Missiles chinois, avions français et drones israéliens : le conflit Inde-Pakistan devient un champ d’essai militaire international
Missiles chinois, avions français et drones israéliens : le conflit Inde-Pakistan devient un champ d’essai militaire international

Le dernier affrontement entre l’Inde et le Pakistan, qui a débuté mercredi par des frappes aériennes indiennes sur des cibles en territoire pakistanais et au Cachemire sous contrôle pakistanais, a rapidement dégénéré en un conflit militaire complexe mêlant armements venus de plusieurs puissances étrangères. Si aucune des deux nations n’a officiellement déclaré la guerre, les experts estiment que l’intensité des hostilités équivaut déjà à un conflit ouvert.

Ce samedi, le Pakistan a affirmé avoir riposté à l’attaque indienne avec des missiles hypersoniques Fatah-II tirés depuis des avions JF-17 Thunder, co-développés avec la Chine, et a revendiqué la destruction d’un système de défense aérienne S-400 de fabrication russe dans l’État indien du Pendjab. L’Inde a nié cette affirmation, tout en reconnaissant que plusieurs de ses bases avaient été visées. Des vidéos diffusées par New Delhi montrent des frappes contre neuf cibles « terroristes », quatre situées dans le Cachemire pakistanais et quatre dans le territoire pakistanais proprement dit.

Le Pakistan a également affirmé avoir abattu cinq avions de chasse indiens : trois Rafale de fabrication française, un Sukhoï SU-30MKI et un MiG-29, tous d’origine russe. L’Inde, de son côté, n’a pas confirmé de pertes, bien que des débris d’appareils aient été retrouvés dans plusieurs régions. L’absence de vidéos ou de témoignages directs rend difficile la vérification des faits, alors que des images truquées et des informations non sourcées circulent abondamment en ligne.

Sur le plan technologique, ce conflit illustre un changement notable dans l’arsenal pakistanais.

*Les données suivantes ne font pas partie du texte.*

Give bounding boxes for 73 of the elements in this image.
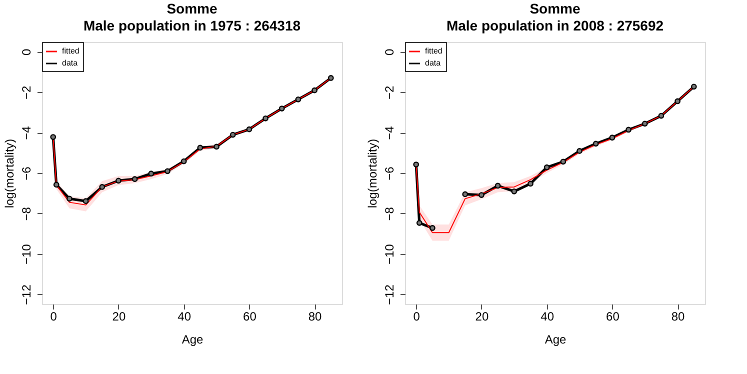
point <box>197 144 204 151</box>
point <box>511 188 518 194</box>
y-tick-label: −8 <box>20 206 34 221</box>
point <box>214 144 220 150</box>
point <box>50 134 56 140</box>
point <box>53 182 60 188</box>
x-axis-title: Age <box>544 332 566 346</box>
point <box>494 182 501 189</box>
y-axis-title: log(mortality) <box>2 138 16 208</box>
point <box>658 112 664 119</box>
point <box>66 196 72 202</box>
point <box>278 106 285 112</box>
x-axis-title: Age <box>182 332 204 346</box>
point <box>82 198 89 204</box>
y-tick-label: −12 <box>20 284 34 305</box>
x-tick-label: 20 <box>475 310 489 324</box>
legend-label: data <box>62 58 78 68</box>
y-tick-label: −10 <box>382 244 396 265</box>
x-tick-label: 40 <box>178 310 192 324</box>
x-tick-label: 0 <box>50 310 58 324</box>
y-tick-label: 0 <box>20 48 34 56</box>
y-tick-label: −6 <box>20 166 34 180</box>
legend-label: fitted <box>62 46 80 56</box>
x-tick-label: 0 <box>413 310 420 324</box>
point <box>148 170 154 177</box>
chart-subtitle: Male population in 2008 : 275692 <box>446 18 664 34</box>
point <box>99 184 106 190</box>
chart-title: Somme <box>166 0 218 16</box>
point <box>230 132 236 138</box>
y-tick-label: −2 <box>382 85 396 100</box>
point <box>430 225 436 231</box>
point <box>180 158 187 164</box>
y-tick-label: −6 <box>382 166 396 180</box>
point <box>642 120 648 127</box>
x-tick-label: 60 <box>606 310 620 324</box>
chart-subtitle: Male population in 1975 : 264318 <box>83 18 301 34</box>
point <box>690 84 697 90</box>
chart-title: Somme <box>530 0 580 16</box>
point <box>560 158 566 165</box>
point <box>416 220 422 226</box>
y-tick-label: −2 <box>20 85 34 100</box>
point <box>295 96 302 102</box>
point <box>262 115 268 122</box>
x-tick-label: 60 <box>243 310 257 324</box>
x-tick-label: 80 <box>671 310 686 324</box>
point <box>164 168 170 174</box>
legend-label: fitted <box>425 46 442 56</box>
y-axis-title: log(mortality) <box>366 138 380 208</box>
point <box>576 148 582 154</box>
point <box>462 191 468 198</box>
point <box>246 126 252 132</box>
x-tick-label: 80 <box>308 310 322 324</box>
point <box>312 87 318 94</box>
y-tick-label: −10 <box>20 244 34 265</box>
point <box>544 164 550 170</box>
point <box>116 178 122 184</box>
point <box>609 134 616 141</box>
point <box>592 140 599 147</box>
y-tick-label: 0 <box>382 48 396 56</box>
point <box>328 75 334 81</box>
legend-label: data <box>425 58 442 68</box>
y-tick-label: −8 <box>382 206 396 221</box>
x-tick-label: 20 <box>112 310 126 324</box>
point <box>132 176 138 182</box>
point <box>478 192 484 198</box>
point <box>528 180 534 187</box>
y-tick-label: −4 <box>20 126 34 140</box>
y-tick-label: −12 <box>382 284 396 305</box>
point <box>674 98 680 104</box>
x-tick-label: 40 <box>540 310 554 324</box>
point <box>413 162 420 168</box>
point <box>626 126 632 133</box>
y-tick-label: −4 <box>382 126 396 140</box>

Si, lors de la confrontation de 2019, Islamabad avait utilisé un F-16 américain pour abattre un avion indien, cette fois, selon le ministre pakistanais des Affaires étrangères, c’est un chasseur chinois J-10C qui aurait réalisé les tirs, probablement avec des missiles PL-12 ou PL-15 également d’origine chinoise. Une évolution stratégique significative, alors que les tensions sino-indiennes restent vives dans l’Himalaya.

Le conflit, en plus d’être meurtrier, devient aussi un terrain d’essai pour les industries de défense étrangères. Les actions de l’entreprise chinoise AVIC Chengdu Aircraft ont grimpé en Bourse après les annonces pakistanaises, tandis que celles du français Dassault Aviation, constructeur du Rafale, ont chuté avant de remonter jeudi.

Les frappes indiennes, décrites comme ciblées et précises, ont fait au moins 31 morts civils selon Islamabad, qui dénonce des bombardements sur des mosquées et des habitations. New Delhi maintient que les attaques visaient uniquement des sites planifiant des opérations terroristes contre l’Inde.

Dans un contexte où ni l’Inde ni le Pakistan ne semblent vouloir reculer, la communauté internationale redoute une escalade incontrôlée entre deux puissances nucléaires. L’expert Praveen Donthi, du International Crisis Group, décrit la situation comme une « course impitoyable à la suprématie militaire », aggravée par un flot de désinformation et le silence stratégique des autorités officielles.